The dozens of white and minority-owned businesses that
were smashed along Ferguson’s two main commercial streets — South Florissant
and West Florissant — employed hundreds of people from every ethnic background
in this leafy, mixed-race, working-class suburb. Community leaders here bemoan
the lack of jobs, yet now Ferguson will have fewer of them. After the sad death
of a black teenager, why deprive his peers of opportunity?
Activists claim that the Ferguson protests are about
legal and economic justice, but its furies targeted businesses, the very
economic engines that can overcome poverty. These places have endured the most
anti-business national economic climate in memory as a Democratic president has
harassed them — “You didn’t build that!” — with everything from Obamacare to a
campaign for a higher minimum wage.
As a resident of Metro Detroit, I arrived in Ferguson
expecting a gritty urban landscape. But what is striking about the city is that
it is a quiet, bedroom community far removed from central St. Louis. Eleven
miles from downtown, West Florissant is a typical suburban-America shopping
street populated by barber shops, mobile-phone stores, and national chains such
as McDonald’s, Taco Bell, Advance Auto Parts, and Mobil. It is sandwiched
between St. Louis airport, the middle-class suburb of Florissant, and the
global headquarters of Emerson Electric.

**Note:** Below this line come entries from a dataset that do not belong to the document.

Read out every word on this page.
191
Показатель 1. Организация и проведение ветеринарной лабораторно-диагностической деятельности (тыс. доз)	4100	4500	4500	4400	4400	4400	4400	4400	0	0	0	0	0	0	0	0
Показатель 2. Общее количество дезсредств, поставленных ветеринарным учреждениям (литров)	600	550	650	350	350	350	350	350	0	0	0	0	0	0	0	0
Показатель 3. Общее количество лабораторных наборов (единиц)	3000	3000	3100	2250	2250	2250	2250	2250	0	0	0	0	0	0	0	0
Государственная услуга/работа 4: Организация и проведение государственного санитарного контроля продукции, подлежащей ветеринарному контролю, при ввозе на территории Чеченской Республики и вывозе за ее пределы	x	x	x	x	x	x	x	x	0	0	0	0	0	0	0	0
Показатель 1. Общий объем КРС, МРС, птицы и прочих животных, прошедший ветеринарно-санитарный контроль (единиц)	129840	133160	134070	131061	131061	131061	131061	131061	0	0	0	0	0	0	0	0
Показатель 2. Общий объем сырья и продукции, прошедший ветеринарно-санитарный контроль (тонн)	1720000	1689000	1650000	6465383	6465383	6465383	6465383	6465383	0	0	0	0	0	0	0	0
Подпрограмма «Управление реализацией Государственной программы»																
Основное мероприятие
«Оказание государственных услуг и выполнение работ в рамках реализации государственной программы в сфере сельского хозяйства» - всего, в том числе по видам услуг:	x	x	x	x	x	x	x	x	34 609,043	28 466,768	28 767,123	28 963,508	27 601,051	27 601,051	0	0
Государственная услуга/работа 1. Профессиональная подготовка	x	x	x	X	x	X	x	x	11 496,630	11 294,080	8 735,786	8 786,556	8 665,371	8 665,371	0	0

These aren’t the graffiti-scarred
urban streets of Detroit’s Gratiot corridor — they’re more like the safe,
ethnically mixed byways of suburban Dearborn, Mich.
Yet Ferguson has been poisoned by the traveling race
circus of Al Sharpton, who is best known for his false accusation of rape
against law-enforcement officer Steven Pagones in New York’s Tawana Brawley
case and for his incitement to riot and arson at Freddy’s Fashion Mart on 125th
St. Now using his MSNBC show and a willing media, Sharpton spun a tale of a
white Ferguson cop who killed an innocent black youth. As the grand-jury
testimony of numerous African Americans proved, this was a false account.

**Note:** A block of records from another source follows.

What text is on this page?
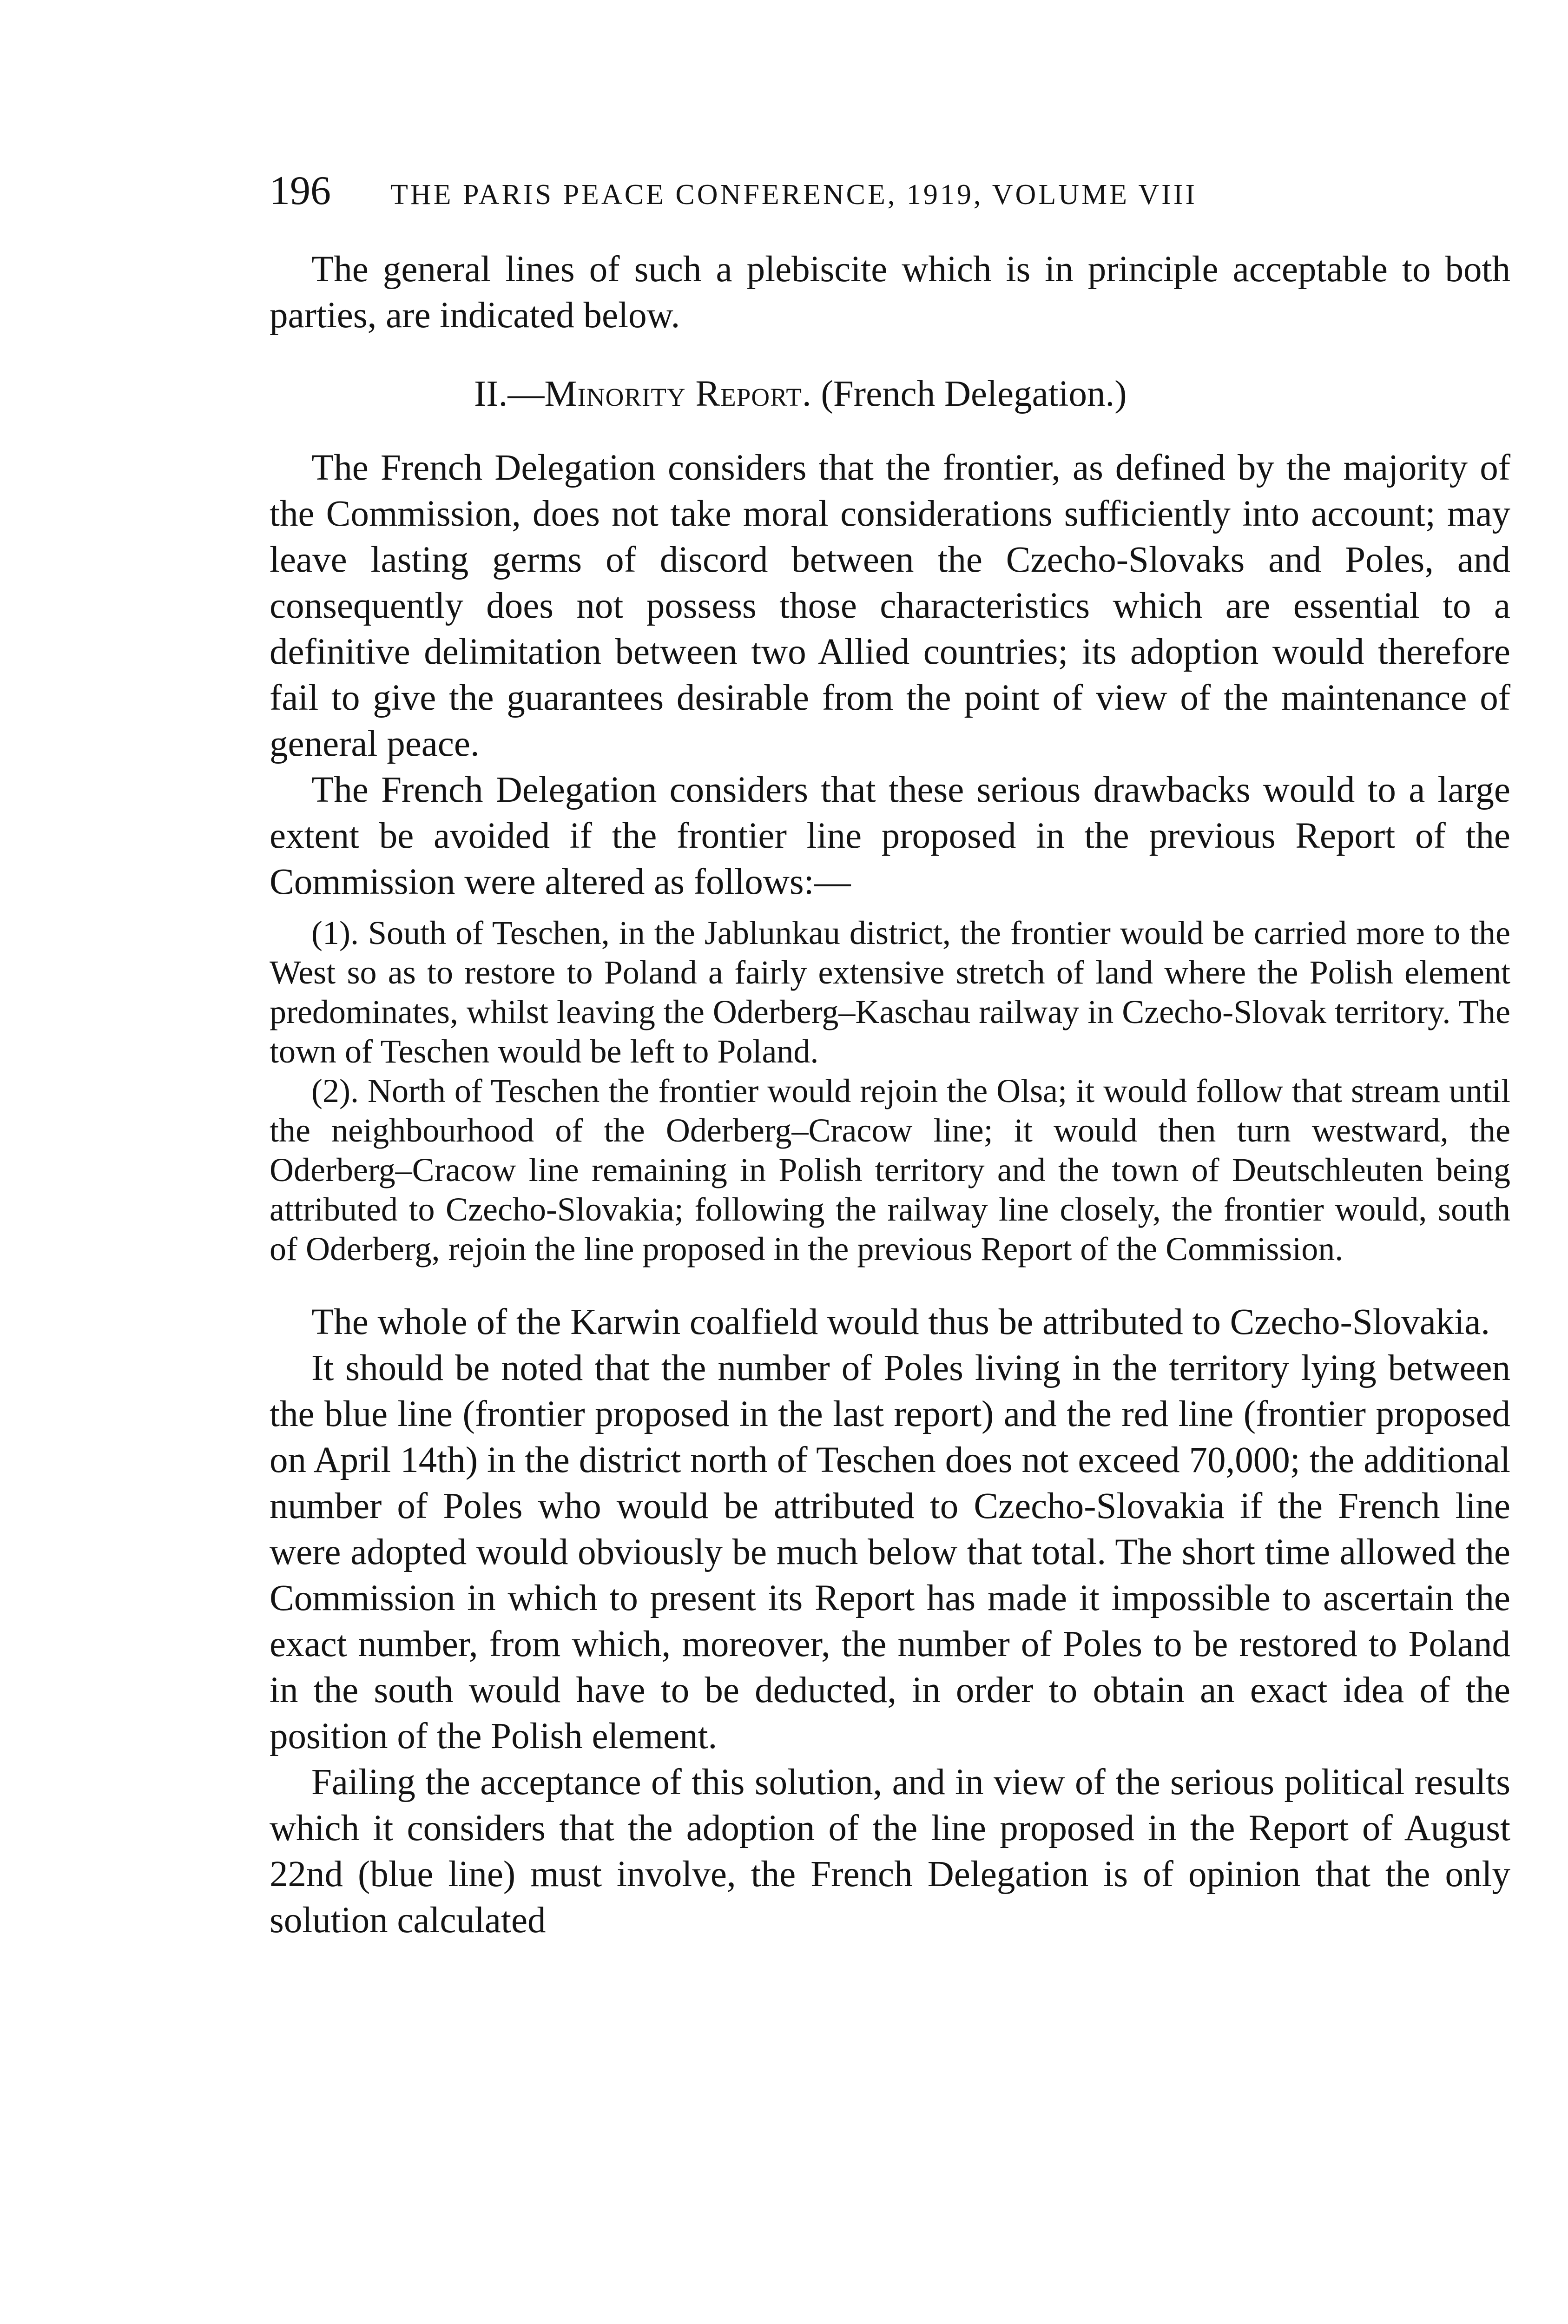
196	THE PARIS PEACE CONFERENCE, 1919, VOLUME VIII

The general lines of such a plebiscite which is in principle acceptable to both parties, are indicated below.

II.—Minority Report. (French Delegation.)

The French Delegation considers that the frontier, as defined by the majority of the Commission, does not take moral considerations sufficiently into account; may leave lasting germs of discord between the Czecho-Slovaks and Poles, and consequently does not possess those characteristics which are essential to a definitive delimitation between two Allied countries; its adoption would therefore fail to give the guarantees desirable from the point of view of the maintenance of general peace.

The French Delegation considers that these serious drawbacks would to a large extent be avoided if the frontier line proposed in the previous Report of the Commission were altered as follows:—

(1). South of Teschen, in the Jablunkau district, the frontier would be carried more to the West so as to restore to Poland a fairly extensive stretch of land where the Polish element predominates, whilst leaving the Oderberg–Kaschau railway in Czecho-Slovak territory. The town of Teschen would be left to Poland.

(2). North of Teschen the frontier would rejoin the Olsa; it would follow that stream until the neighbourhood of the Oderberg–Cracow line; it would then turn westward, the Oderberg–Cracow line remaining in Polish territory and the town of Deutschleuten being attributed to Czecho-Slovakia; following the railway line closely, the frontier would, south of Oderberg, rejoin the line proposed in the previous Report of the Commission.

The whole of the Karwin coalfield would thus be attributed to Czecho-Slovakia.

It should be noted that the number of Poles living in the territory lying between the blue line (frontier proposed in the last report) and the red line (frontier proposed on April 14th) in the district north of Teschen does not exceed 70,000; the additional number of Poles who would be attributed to Czecho-Slovakia if the French line were adopted would obviously be much below that total. The short time allowed the Commission in which to present its Report has made it impossible to ascertain the exact number, from which, moreover, the number of Poles to be restored to Poland in the south would have to be deducted, in order to obtain an exact idea of the position of the Polish element.

Failing the acceptance of this solution, and in view of the serious political results which it considers that the adoption of the line proposed in the Report of August 22nd (blue line) must involve, the French Delegation is of opinion that the only solution calculated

That falsehood persists here in Ferguson as boarded-up
storefronts have been papered over with posters showing two black hands raised
in surrender. Having borne the brunt of activists’ wrath, these broken
businesses now serve as billboards for their propaganda.

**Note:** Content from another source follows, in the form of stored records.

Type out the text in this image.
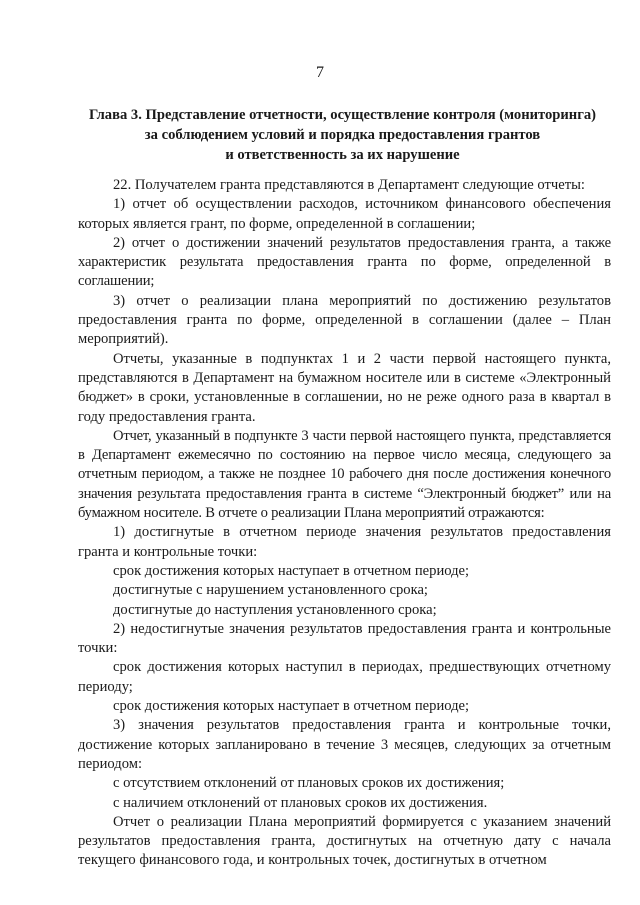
7
Глава 3. Представление отчетности, осуществление контроля (мониторинга)
за соблюдением условий и порядка предоставления грантов
и ответственность за их нарушение
22. Получателем гранта представляются в Департамент следующие отчеты:
1) отчет об осуществлении расходов, источником финансового обеспечения которых является грант, по форме, определенной в соглашении;
2) отчет о достижении значений результатов предоставления гранта, а также характеристик результата предоставления гранта по форме, определенной в соглашении;
3) отчет о реализации плана мероприятий по достижению результатов предоставления гранта по форме, определенной в соглашении (далее – План мероприятий).
Отчеты, указанные в подпунктах 1 и 2 части первой настоящего пункта, представляются в Департамент на бумажном носителе или в системе «Электронный бюджет» в сроки, установленные в соглашении, но не реже одного раза в квартал в году предоставления гранта.
Отчет, указанный в подпункте 3 части первой настоящего пункта, представляется в Департамент ежемесячно по состоянию на первое число месяца, следующего за отчетным периодом, а также не позднее 10 рабочего дня после достижения конечного значения результата предоставления гранта в системе “Электронный бюджет” или на бумажном носителе. В отчете о реализации Плана мероприятий отражаются:
1) достигнутые в отчетном периоде значения результатов предоставления гранта и контрольные точки:
срок достижения которых наступает в отчетном периоде;
достигнутые с нарушением установленного срока;
достигнутые до наступления установленного срока;
2) недостигнутые значения результатов предоставления гранта и контрольные точки:
срок достижения которых наступил в периодах, предшествующих отчетному периоду;
срок достижения которых наступает в отчетном периоде;
3) значения результатов предоставления гранта и контрольные точки, достижение которых запланировано в течение 3 месяцев, следующих за отчетным периодом:
с отсутствием отклонений от плановых сроков их достижения;
с наличием отклонений от плановых сроков их достижения.
Отчет о реализации Плана мероприятий формируется с указанием значений результатов предоставления гранта, достигнутых на отчетную дату с начала текущего финансового года, и контрольных точек, достигнутых в отчетном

Since the rioting, businesses continue to be protestors’
primary targets. Activists disrupted the busiest commercial weekend of the year
by staging sit-ins at shopping centers in nearby suburbs such as Brentwood. “No
justice, no wings!” shouted a protestor staging a “die-in” in front of a
Buffalo Wild Wings.
The protests shut down two area malls on Black Friday.
Back in Ferguson, destroyed businesses, of course, didn’t get to participate at
all in the year’s biggest shopping weekend. Police opened West Florissant for
the first time since the rioting, but the street was empty of activity. Only a
few small stores opened, with open painted across their boarded windows.
Autotire tire-repair employees cleared smashed glass from their windows, then
boarded up the store completely.
“This is St. Louis’s race war,” crowed Missouri state
senator Maria Chappelle-Nadal after businesses burned. “We did not have a race
war like other cities throughout the country. This is our race war.” Few in St.
Louis would join her celebration.
Indeed, the small number of protestors enlisted in this
“war” — from 100 to 300 — reflects the lack of support in a metro area that is
fed up with the lies and senseless violence. Some local activists complain that
the movement is overrun by belligerent outsiders. Only the media remain loyal:
Dozens of TV cameras and print reporters continue to broadcast the protestors
every move.
On Thanksgiving, the St. Louis Post Dispatch ran a
cartoon of blacks with their arms raised in surrender; it simultaneously
published a wave of columns suggesting the grand jury was rigged. The New York
Times stories, like those in other major media, continue to insist the “white
police officer” committed a “fatal shooting of an unarmed black teenager.”
In truth, if Michael Brown — a marijuana-smoking hoodlum
who pummeled Wilson in his car while on the run from robbing a convenience
store — had surrendered, he would in all likelihood still be alive today.
Ferguson has exposed as hollow Barack Obama’s 2008
campaign promise of a new kind of black leadership. After Brown was shot in
August, Obama used Ferguson as a political wedge in the 2014 campaign, allying
himself with Sharpton’s mob. If the president had used his bully pulpit to
marginalize Sharpton and call for respect for the law, Ferguson might not have
burned.
Even before Brown’s shooting, the McDonald’s on West
Florissant — smashed in the rioting this week — had been picketed by a
$15-minimum-wage movement supported by the president. Now this business has
paid the ultimate price: physical destruction.
A former McDonald’s employee, 20-year-old Shermale
Humphrey, helped organize strikes against the store, demanding a $15-an-hour
minimum wage. Yet, since the Pelosi Congress passed a 40 percent hike in the
minimum wage — to $7.25 in 2007 (in Missouri the state law is $7.35) — the
unemployment rate for 16- to 19-year-old blacks in cities such as St. Louis has
jumped from 29 percent to 42 percent today.
“It’s a shortage of everything,” Humphrey told a Los
Angeles Times reporter. “It’s a shortage of jobs. Of African Americans on the
police force and in government. Of people not being able to get a good education.”
In the torched, terrorized streets of Ferguson, the
greatest shortage is a lack of leadership — and foresight.